On Wed, Jul 24, 2013 at 7:55 AM, gre...@linuxfoundation.org >>
"Kroah-Hartman, Greg" <gre...@linuxfoundation.org> wrote:
> On Wed, Jul 24, 2013 at 01:40:56PM +0000, Shuah Khan wrote:
>> Note: When I did a git reset --hard on 3.10.2-rc2 patch,
>> drivers/acpi/acpi_cmos_rtc.c was left as an untracked file.
>> I had to remove it before git pull succeeded for 3.10.2.
>
> Yes, that's because 3.10.2 added a new file to the tree, so this is to
> be expected.

.. well, depending on how you do it, yes.
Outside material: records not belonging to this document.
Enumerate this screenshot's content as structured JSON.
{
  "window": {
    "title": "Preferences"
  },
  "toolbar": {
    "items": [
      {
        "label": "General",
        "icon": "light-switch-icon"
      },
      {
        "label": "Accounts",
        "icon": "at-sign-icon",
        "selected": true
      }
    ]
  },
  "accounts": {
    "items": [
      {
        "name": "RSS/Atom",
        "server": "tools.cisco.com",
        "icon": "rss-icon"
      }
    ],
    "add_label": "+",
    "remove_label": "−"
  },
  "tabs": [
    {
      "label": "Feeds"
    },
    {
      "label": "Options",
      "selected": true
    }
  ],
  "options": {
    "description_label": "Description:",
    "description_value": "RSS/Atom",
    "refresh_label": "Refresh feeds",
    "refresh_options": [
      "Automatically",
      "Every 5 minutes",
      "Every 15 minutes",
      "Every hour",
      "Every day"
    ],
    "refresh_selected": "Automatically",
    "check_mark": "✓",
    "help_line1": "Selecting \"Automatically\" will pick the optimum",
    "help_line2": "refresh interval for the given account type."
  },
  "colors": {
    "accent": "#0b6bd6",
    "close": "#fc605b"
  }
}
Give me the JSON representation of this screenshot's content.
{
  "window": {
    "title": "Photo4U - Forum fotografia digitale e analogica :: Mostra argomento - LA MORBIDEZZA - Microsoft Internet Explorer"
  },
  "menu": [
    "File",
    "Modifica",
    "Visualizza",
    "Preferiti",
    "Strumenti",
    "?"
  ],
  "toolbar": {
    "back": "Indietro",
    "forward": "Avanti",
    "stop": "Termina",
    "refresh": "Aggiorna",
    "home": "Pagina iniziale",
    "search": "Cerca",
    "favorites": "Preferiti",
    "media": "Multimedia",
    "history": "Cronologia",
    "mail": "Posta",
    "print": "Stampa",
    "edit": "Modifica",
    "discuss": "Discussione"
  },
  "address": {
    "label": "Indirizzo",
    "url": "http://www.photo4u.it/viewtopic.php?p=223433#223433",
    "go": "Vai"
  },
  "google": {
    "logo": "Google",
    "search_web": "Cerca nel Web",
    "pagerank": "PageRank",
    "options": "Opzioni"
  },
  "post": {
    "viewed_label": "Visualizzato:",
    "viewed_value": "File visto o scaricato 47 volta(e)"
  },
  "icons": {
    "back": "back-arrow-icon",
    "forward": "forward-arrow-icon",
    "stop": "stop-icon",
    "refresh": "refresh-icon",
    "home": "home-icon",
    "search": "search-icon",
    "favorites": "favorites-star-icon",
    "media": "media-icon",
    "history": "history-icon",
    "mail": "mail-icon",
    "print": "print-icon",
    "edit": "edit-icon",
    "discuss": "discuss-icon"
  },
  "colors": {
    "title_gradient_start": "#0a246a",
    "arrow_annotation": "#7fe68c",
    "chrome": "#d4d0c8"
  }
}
So if you just originally apply it as a patch, and don't actually tell
git about the file, then yes, "git reset --hard" will leave the new
file alone, since git doesn't really even know about it - the same way
that "git diff" will not actually show the file at all, for the same
reason.

And then when you apply the patch again, or when you do a "git pull",
things will be unhappy, because you have that old untracked file
still.

When working with that kind of setup, you're generally best off doing
"git clean -dqfx" or similar to remove all files git doesn't know
about. Or just doing it by hand.

The alternative workflow is to tell git to track the new files added
by the patch. So if you use "git apply --index", git will not just
apply the patch, it will also add the result to the index - so you
could commit it with a single "git commit", and you can see the diff -
including new files - with "git diff --cached". And then "git reset
--hard" will also undo the new files.

So you *can* make git track the new files as you apply a patch.
Whether you actually want to is up to you.